Measuring social impact

October 14, 2016

Understanding what tenants experience as the real value of wellbeing projects to their lives is the goal of a new reporting methodology implemented by Foundation Housing.  The Tenant Wellbeing Team is using a methodology called Most Significant Change (MSC) which sees a team of tenants trained to interview other tenants after a project has been completed and ask four important questions; What was it like before the project? What changed?  What is life like now? Why is this significant to you?
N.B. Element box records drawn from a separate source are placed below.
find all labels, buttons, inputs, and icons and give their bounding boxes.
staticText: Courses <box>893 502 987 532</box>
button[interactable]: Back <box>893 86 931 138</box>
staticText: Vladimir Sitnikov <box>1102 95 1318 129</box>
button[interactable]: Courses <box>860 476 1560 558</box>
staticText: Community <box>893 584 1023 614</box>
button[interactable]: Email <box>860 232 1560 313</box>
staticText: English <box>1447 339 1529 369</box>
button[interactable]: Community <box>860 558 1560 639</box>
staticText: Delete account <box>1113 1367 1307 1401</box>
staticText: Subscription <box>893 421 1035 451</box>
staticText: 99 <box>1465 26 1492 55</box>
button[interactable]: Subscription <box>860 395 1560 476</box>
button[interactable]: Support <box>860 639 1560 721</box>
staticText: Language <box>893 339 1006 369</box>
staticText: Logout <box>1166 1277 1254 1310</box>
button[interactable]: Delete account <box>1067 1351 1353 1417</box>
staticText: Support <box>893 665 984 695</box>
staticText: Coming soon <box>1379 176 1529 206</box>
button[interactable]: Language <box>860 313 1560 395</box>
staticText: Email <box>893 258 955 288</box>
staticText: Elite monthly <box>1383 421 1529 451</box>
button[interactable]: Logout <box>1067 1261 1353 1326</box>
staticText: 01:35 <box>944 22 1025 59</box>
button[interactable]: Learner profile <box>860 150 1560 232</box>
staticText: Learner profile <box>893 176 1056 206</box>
Foundation Housing’s Impact and Innovation specialist, Tom Tolchard, says that the MSC methodology enables the organisation to tell a story that’s currently missed. “Organisational KPIs are important, wellbeing KPIs are important, but Most Significant Change is often where the ‘magic happens’ and it’s stuff we weren’t recording.  It’s about understanding the significance of changes for tenants, ” Tom said.

Training tenants rather than staff to interview people using the MSC framework ensures that the responses are more likely to be authentic and honest.

“We are not in the business of harvesting good news stories,” says Tom,  “If there’s something that we’ve tried and it didn’t work, or there was a terrible thing that happened on the back of it that was unintended – that’s great knowledge.”

Foundation Housing are among a small number of organisations adopting the additional reporting method. Lotterywest have implemented Most Significant Change reporting to assess the social value of their grants and prove their worth to the recipient communities.

Foundation Housing tenant Peter was one of the participants in the training workshop for the Social Impact Team.  Peter lives at a complex in Victoria Park where a place making project has seen a number of small but important changes made.  These changes have included an improved patio area and building custom made wooden structures for each that tenant  that serve as a storage box, outdoor seat and planter box. Tenants participated in making each improvement.  Tenants also identified changes they would like to see made to improve the safety and security of their complex, which Foundation Housing then implemented.  Peter interviewed some of his fellow tenants and found that the greatest change was the pleasure tenants gained from the extra external space and privacy to each unit’s entrance the ‘boxes’ provided.    Other changes at the place making site captured through the MSC process included that some tenants were connecting with community initiatives like Community Watch and some were also inviting family members to visit for the first time in many years because they had greater pride in their homes.

Some negative feedback has been that the outdoor patio area, while a good idea, lacks enough shade to make it useable.

Tom says there are plans to do more MSC training for tenants and staff and for it to be embedded along with other standard wellbeing measures such as those outlined by the Deakin Centre for Wellbeing, in all Foundation Housing tenant wellbeing projects. “It captures the significance of the change, it’s not limited to the economic impact of that change.”